Tony Blair chats to Austria's Chancellor Klima as Bertie Ahern looks on

The British Prime Minister Tony Blair and his Irish counterpart Bertie Ahern have been reviewing progress in the Northern Ireland peace process at an informal European Union summit near Bonn.

As EU delegates discussed the Union's budget and Europe's farming subsidies, the two prime ministers vowed to battle on with the peace deal's outstanding problems.


Tony Blair: We have a way to take forward the issue of decomissioning
"We're very clear on what we have to do in the Good Friday agreement ... we have just got to keep pushing the thing forward as well as we possibly can," said Tony Blair.

Both Mr Ahern and Mr Blair said the way forward on the outstanding deadlocked issue of paramilitary disarmament was through the official decommissioning commission.

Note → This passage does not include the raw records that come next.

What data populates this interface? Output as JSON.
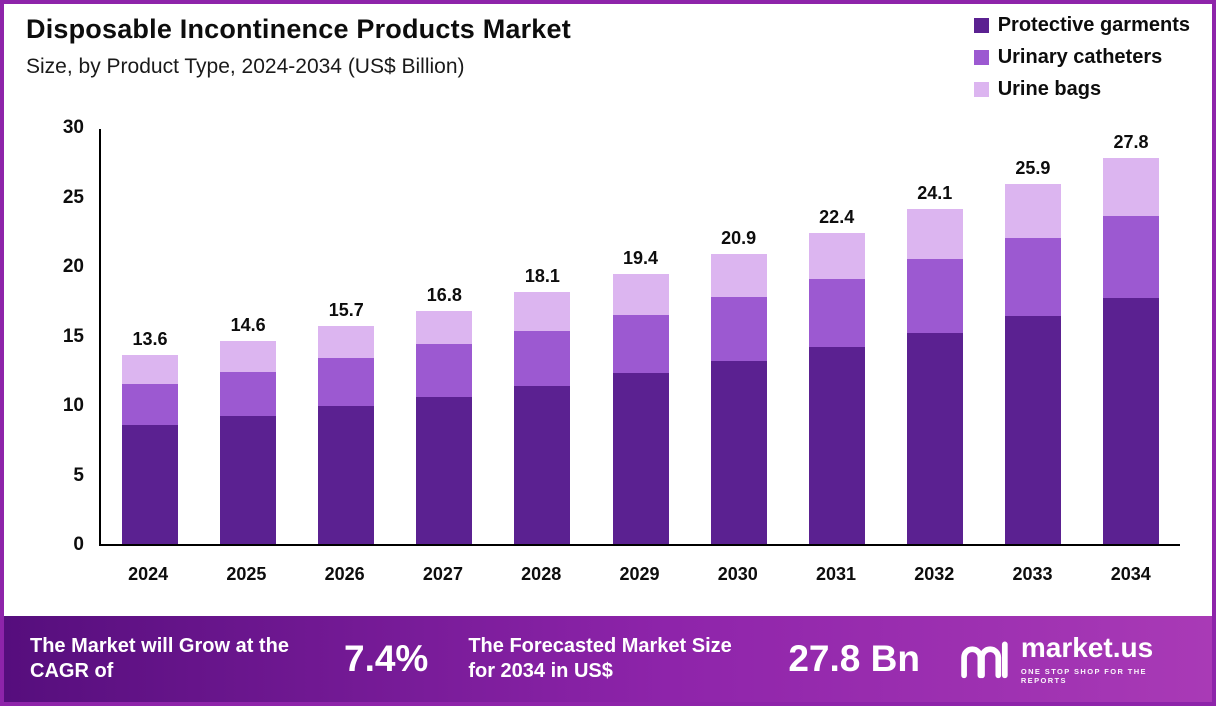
{
  "header": {
    "title": "Disposable Incontinence Products Market",
    "subtitle": "Size, by Product Type, 2024-2034 (US$ Billion)"
  },
  "legend": [
    {
      "label": "Protective garments",
      "color": "#5b2191"
    },
    {
      "label": "Urinary catheters",
      "color": "#9c59d1"
    },
    {
      "label": "Urine bags",
      "color": "#dcb5f0"
    }
  ],
  "chart_data": {
    "type": "bar",
    "stacked": true,
    "title": "Disposable Incontinence Products Market Size, by Product Type, 2024-2034 (US$ Billion)",
    "categories": [
      "2024",
      "2025",
      "2026",
      "2027",
      "2028",
      "2029",
      "2030",
      "2031",
      "2032",
      "2033",
      "2034"
    ],
    "series": [
      {
        "name": "Protective garments",
        "color": "#5b2191",
        "values": [
          8.6,
          9.2,
          9.9,
          10.6,
          11.4,
          12.3,
          13.2,
          14.2,
          15.2,
          16.4,
          17.7
        ]
      },
      {
        "name": "Urinary catheters",
        "color": "#9c59d1",
        "values": [
          2.9,
          3.2,
          3.5,
          3.8,
          3.9,
          4.2,
          4.6,
          4.9,
          5.3,
          5.6,
          5.9
        ]
      },
      {
        "name": "Urine bags",
        "color": "#dcb5f0",
        "values": [
          2.1,
          2.2,
          2.3,
          2.4,
          2.8,
          2.9,
          3.1,
          3.3,
          3.6,
          3.9,
          4.2
        ]
      }
    ],
    "totals": [
      "13.6",
      "14.6",
      "15.7",
      "16.8",
      "18.1",
      "19.4",
      "20.9",
      "22.4",
      "24.1",
      "25.9",
      "27.8"
    ],
    "ylim": [
      0,
      30
    ],
    "yticks": [
      0,
      5,
      10,
      15,
      20,
      25,
      30
    ],
    "xlabel": "",
    "ylabel": "",
    "grid": false,
    "legend_position": "top-right"
  },
  "footer": {
    "cagr_label": "The Market will Grow at the CAGR of",
    "cagr_value": "7.4%",
    "forecast_label": "The Forecasted Market Size for 2034 in US$",
    "forecast_value": "27.8 Bn",
    "brand": "market.us",
    "tagline": "ONE STOP SHOP FOR THE REPORTS"
  },
  "colors": {
    "border": "#8e24aa",
    "footer_gradient_start": "#560e7d",
    "footer_gradient_end": "#a93ab6",
    "axis": "#000000",
    "text": "#0d0d0d"
  }
}
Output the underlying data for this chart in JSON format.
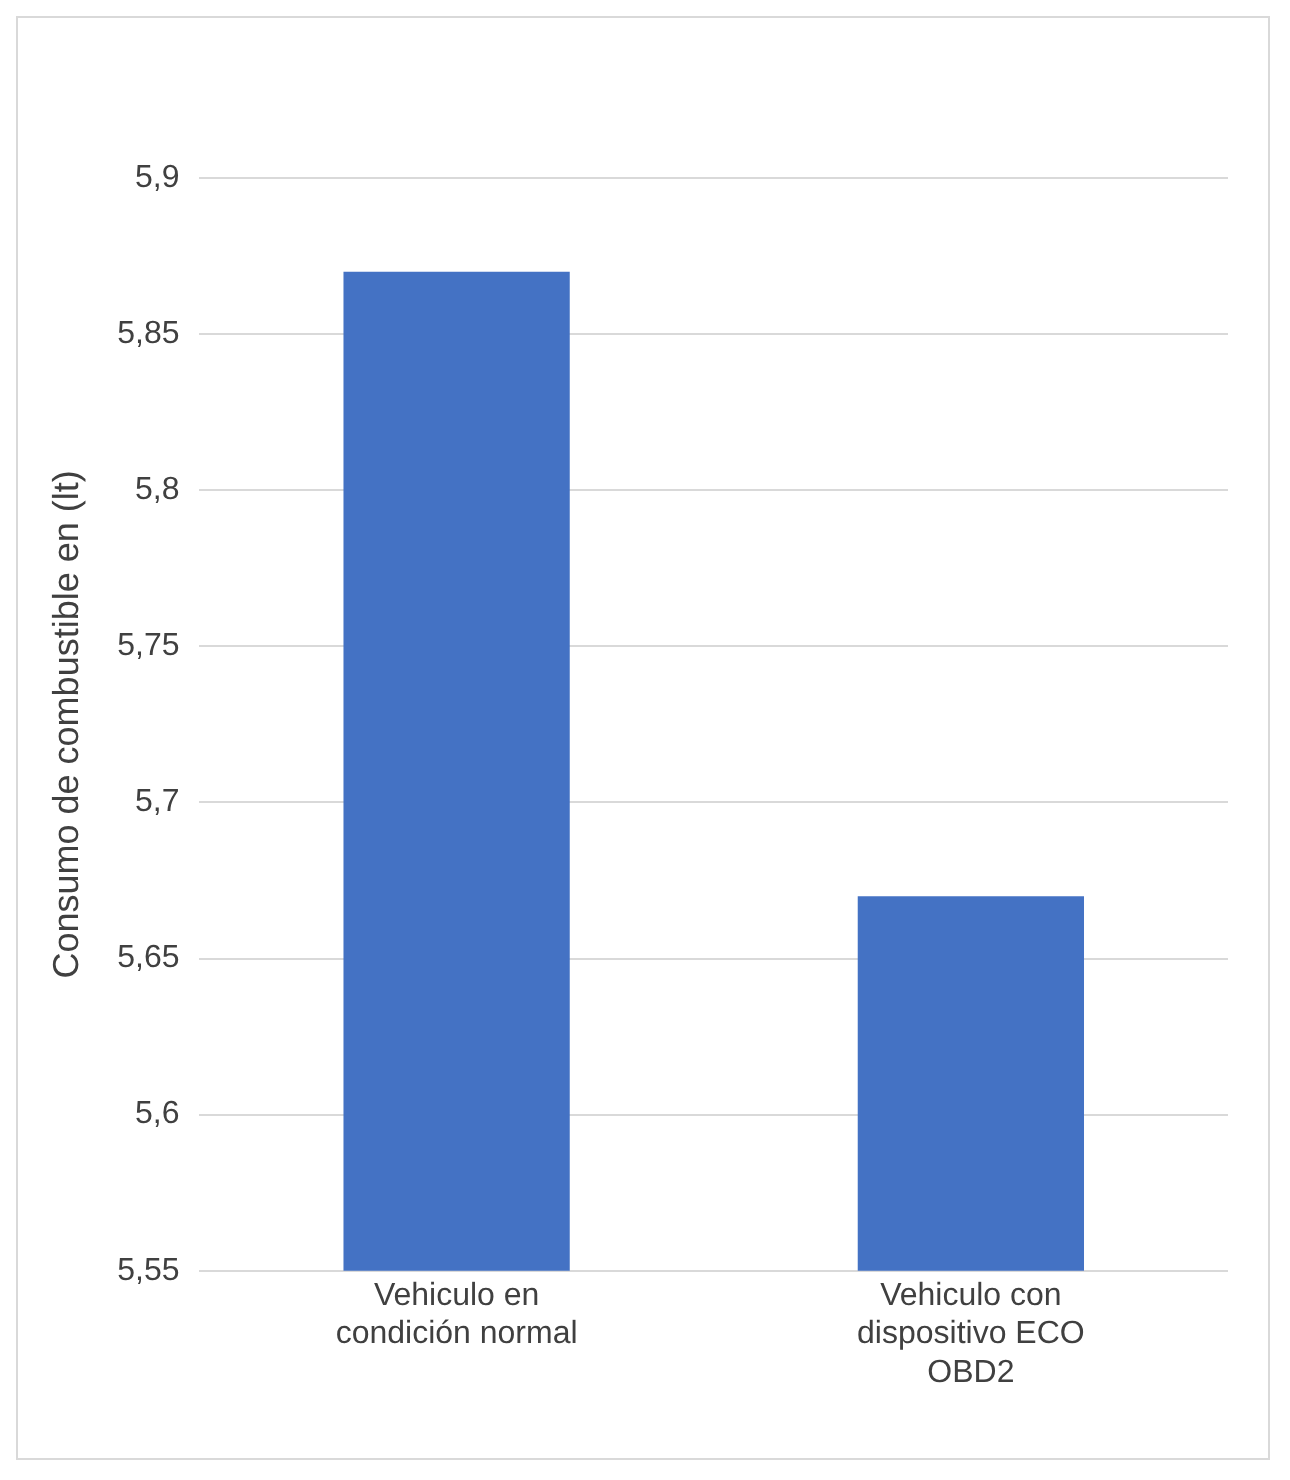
{
  "chart_data": {
    "type": "bar",
    "ylabel": "Consumo de combustible en (lt)",
    "categories": [
      "Vehiculo en condición normal",
      "Vehiculo con dispositivo ECO OBD2"
    ],
    "values": [
      5.87,
      5.67
    ],
    "color": "#4472c4",
    "ylim": [
      5.55,
      5.9
    ],
    "yticks": [
      {
        "value": 5.55,
        "label": "5,55"
      },
      {
        "value": 5.6,
        "label": "5,6"
      },
      {
        "value": 5.65,
        "label": "5,65"
      },
      {
        "value": 5.7,
        "label": "5,7"
      },
      {
        "value": 5.75,
        "label": "5,75"
      },
      {
        "value": 5.8,
        "label": "5,8"
      },
      {
        "value": 5.85,
        "label": "5,85"
      },
      {
        "value": 5.9,
        "label": "5,9"
      }
    ],
    "grid": "y",
    "legend": false
  }
}
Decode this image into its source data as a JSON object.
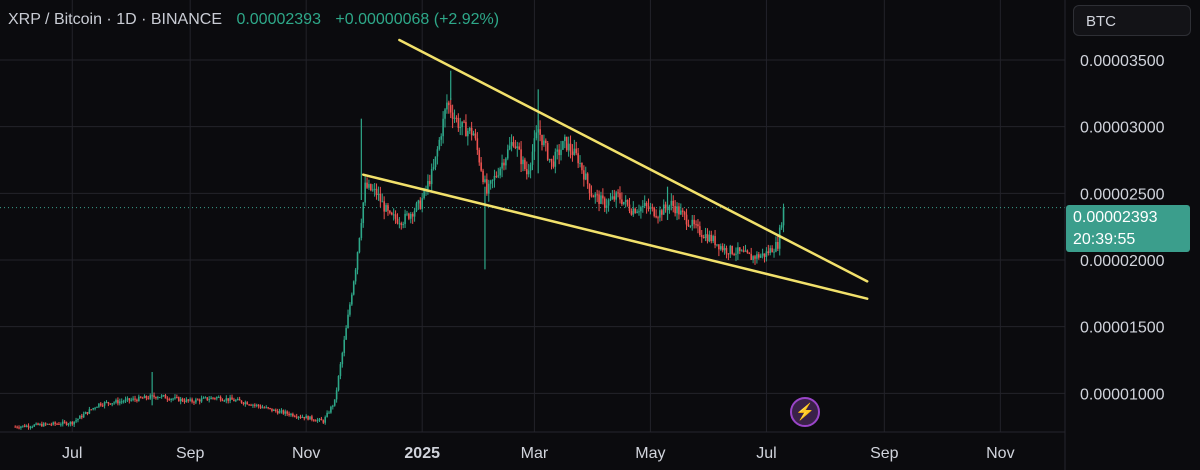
{
  "header": {
    "symbol": "XRP / Bitcoin · 1D · BINANCE",
    "last_price": "0.00002393",
    "change": "+0.00000068 (+2.92%)"
  },
  "currency_button": "BTC",
  "price_tag": {
    "price": "0.00002393",
    "countdown": "20:39:55"
  },
  "colors": {
    "up": "#2ea889",
    "down": "#ef5350",
    "trendline": "#f2e16b",
    "grid": "#23232a",
    "background": "#0b0b0e"
  },
  "chart_data": {
    "type": "candlestick",
    "title": "XRP / Bitcoin · 1D · BINANCE",
    "y_axis_ticks": [
      "0.00003500",
      "0.00003000",
      "0.00002500",
      "0.00002000",
      "0.00001500",
      "0.00001000"
    ],
    "x_axis_ticks": [
      "Jul",
      "Sep",
      "Nov",
      "2025",
      "Mar",
      "May",
      "Jul",
      "Sep",
      "Nov"
    ],
    "ylim": [
      7.1e-06,
      3.95e-05
    ],
    "grid": true,
    "series": [
      {
        "name": "price_path",
        "points": [
          [
            "2024-06-01",
            7.5e-06
          ],
          [
            "2024-07-01",
            7.8e-06
          ],
          [
            "2024-07-15",
            9.2e-06
          ],
          [
            "2024-08-01",
            9.5e-06
          ],
          [
            "2024-08-15",
            9.8e-06
          ],
          [
            "2024-09-01",
            9.4e-06
          ],
          [
            "2024-09-15",
            9.7e-06
          ],
          [
            "2024-10-01",
            9.3e-06
          ],
          [
            "2024-10-15",
            8.7e-06
          ],
          [
            "2024-11-01",
            8.2e-06
          ],
          [
            "2024-11-10",
            7.9e-06
          ],
          [
            "2024-11-16",
            9.4e-06
          ],
          [
            "2024-11-22",
            1.48e-05
          ],
          [
            "2024-11-27",
            1.95e-05
          ],
          [
            "2024-12-02",
            2.55e-05
          ],
          [
            "2024-12-08",
            2.5e-05
          ],
          [
            "2024-12-15",
            2.32e-05
          ],
          [
            "2024-12-22",
            2.3e-05
          ],
          [
            "2024-12-31",
            2.42e-05
          ],
          [
            "2025-01-07",
            2.68e-05
          ],
          [
            "2025-01-14",
            3.18e-05
          ],
          [
            "2025-01-21",
            3e-05
          ],
          [
            "2025-01-28",
            2.95e-05
          ],
          [
            "2025-02-04",
            2.5e-05
          ],
          [
            "2025-02-11",
            2.7e-05
          ],
          [
            "2025-02-18",
            2.9e-05
          ],
          [
            "2025-02-25",
            2.65e-05
          ],
          [
            "2025-03-03",
            2.98e-05
          ],
          [
            "2025-03-10",
            2.72e-05
          ],
          [
            "2025-03-17",
            2.88e-05
          ],
          [
            "2025-03-24",
            2.76e-05
          ],
          [
            "2025-03-31",
            2.5e-05
          ],
          [
            "2025-04-07",
            2.42e-05
          ],
          [
            "2025-04-14",
            2.48e-05
          ],
          [
            "2025-04-21",
            2.38e-05
          ],
          [
            "2025-04-28",
            2.4e-05
          ],
          [
            "2025-05-05",
            2.35e-05
          ],
          [
            "2025-05-12",
            2.42e-05
          ],
          [
            "2025-05-19",
            2.32e-05
          ],
          [
            "2025-05-26",
            2.22e-05
          ],
          [
            "2025-06-02",
            2.16e-05
          ],
          [
            "2025-06-09",
            2.08e-05
          ],
          [
            "2025-06-16",
            2.06e-05
          ],
          [
            "2025-06-23",
            2.02e-05
          ],
          [
            "2025-06-30",
            2.04e-05
          ],
          [
            "2025-07-07",
            2.12e-05
          ],
          [
            "2025-07-10",
            2.39e-05
          ]
        ]
      }
    ],
    "spikes": [
      [
        "2024-08-12",
        9.1e-06,
        1.16e-05
      ],
      [
        "2024-11-30",
        2.45e-05,
        3.06e-05
      ],
      [
        "2025-01-16",
        3.2e-05,
        3.42e-05
      ],
      [
        "2025-02-03",
        1.93e-05,
        2.55e-05
      ],
      [
        "2025-03-03",
        2.65e-05,
        3.28e-05
      ],
      [
        "2025-05-10",
        2.3e-05,
        2.55e-05
      ]
    ],
    "trendlines": [
      {
        "name": "upper",
        "points": [
          [
            "2024-12-20",
            3.65e-05
          ],
          [
            "2025-08-23",
            1.84e-05
          ]
        ]
      },
      {
        "name": "lower",
        "points": [
          [
            "2024-12-01",
            2.64e-05
          ],
          [
            "2025-08-23",
            1.71e-05
          ]
        ]
      }
    ],
    "last_price_line": 2.393e-05
  }
}
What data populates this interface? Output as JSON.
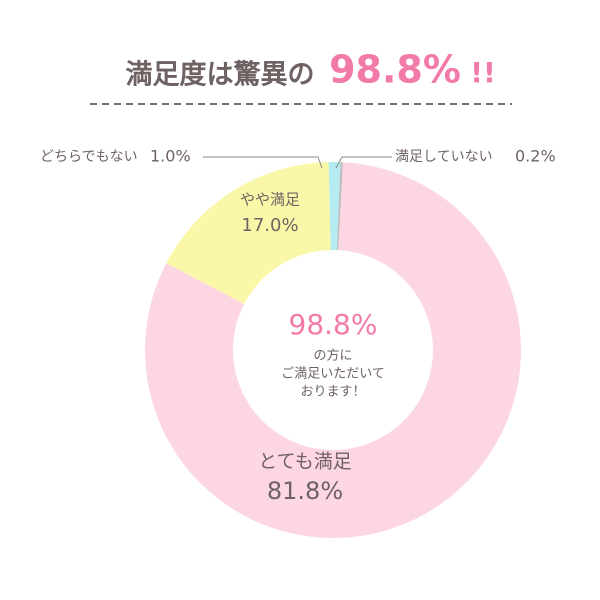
{
  "chart_data": {
    "type": "donut",
    "title": "満足度は驚異の",
    "title_highlight": "98.8%",
    "title_suffix": "!!",
    "categories": [
      "とても満足",
      "やや満足",
      "どちらでもない",
      "満足していない"
    ],
    "values": [
      81.8,
      17.0,
      1.0,
      0.2
    ],
    "value_labels": [
      "81.8%",
      "17.0%",
      "1.0%",
      "0.2%"
    ],
    "colors": [
      "#fdd6e4",
      "#fbf7a8",
      "#b4ecf1",
      "#bcbcbc"
    ],
    "center_highlight": "98.8%",
    "center_text": [
      "の方に",
      "ご満足いただいて",
      "おります！"
    ]
  }
}
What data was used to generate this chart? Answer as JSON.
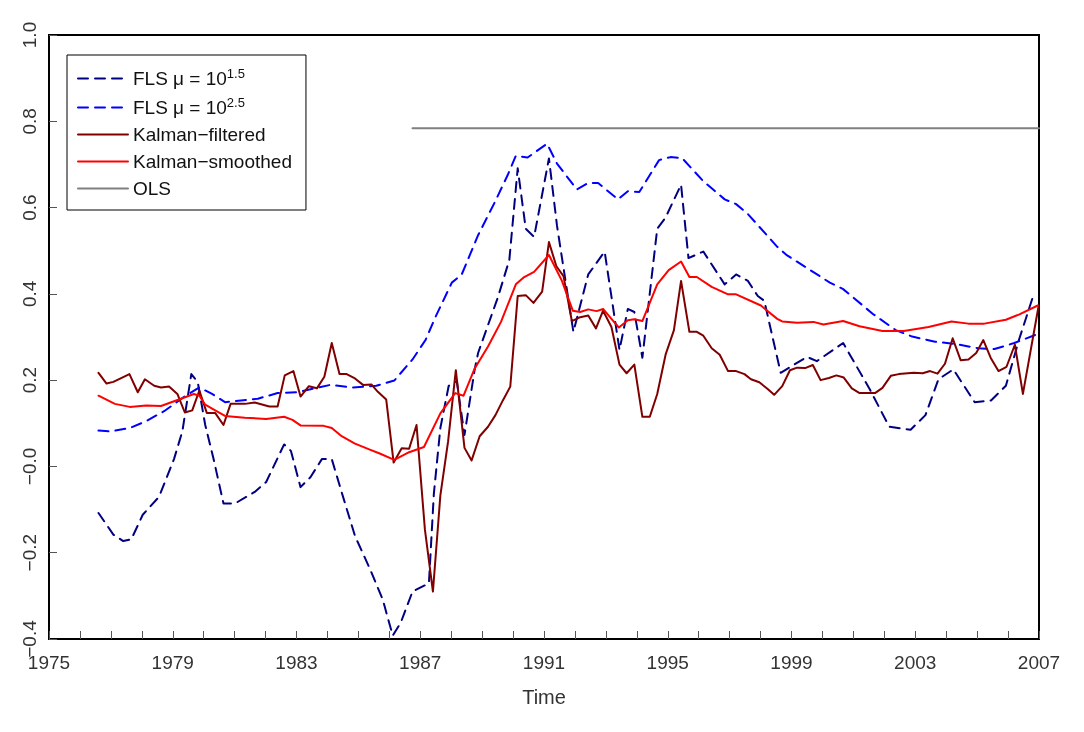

Bertie Ahern: General John de Chastelain has the expertise
Chaired by former Canadian General John de Chastelain, the international commission is trying to take arms out of the province's political arena.

The republican party Sinn Fein insists it is fully cooperating with the commission, which is implementing the final deadline for the handover of arms in May next year.

But some Ulster Unionists are opposing further peace moves because of the IRA's failure to begin disarming.

Arms pressure

According to Mr Ahern and Mr Blair, the following few weeks will be a key time to try and finalise disarmament issues.

"During the month of March ... we can conclude the central aspects," said Mr Blair.

But in a separate development on Friday, the chairman of the IRA's political wing warned that pressure on disarmament could cause irreparable damage to the fragile peace process.

Sinn Fein's Mitchel McLaughlin said disarmament should not become a litmus test for progress.

"Those who are now demanding prior decommissioning before we move to setting up the executive are reneging on the Good Friday Agreement," said Mr McLaughlin in an interview with BBC radio.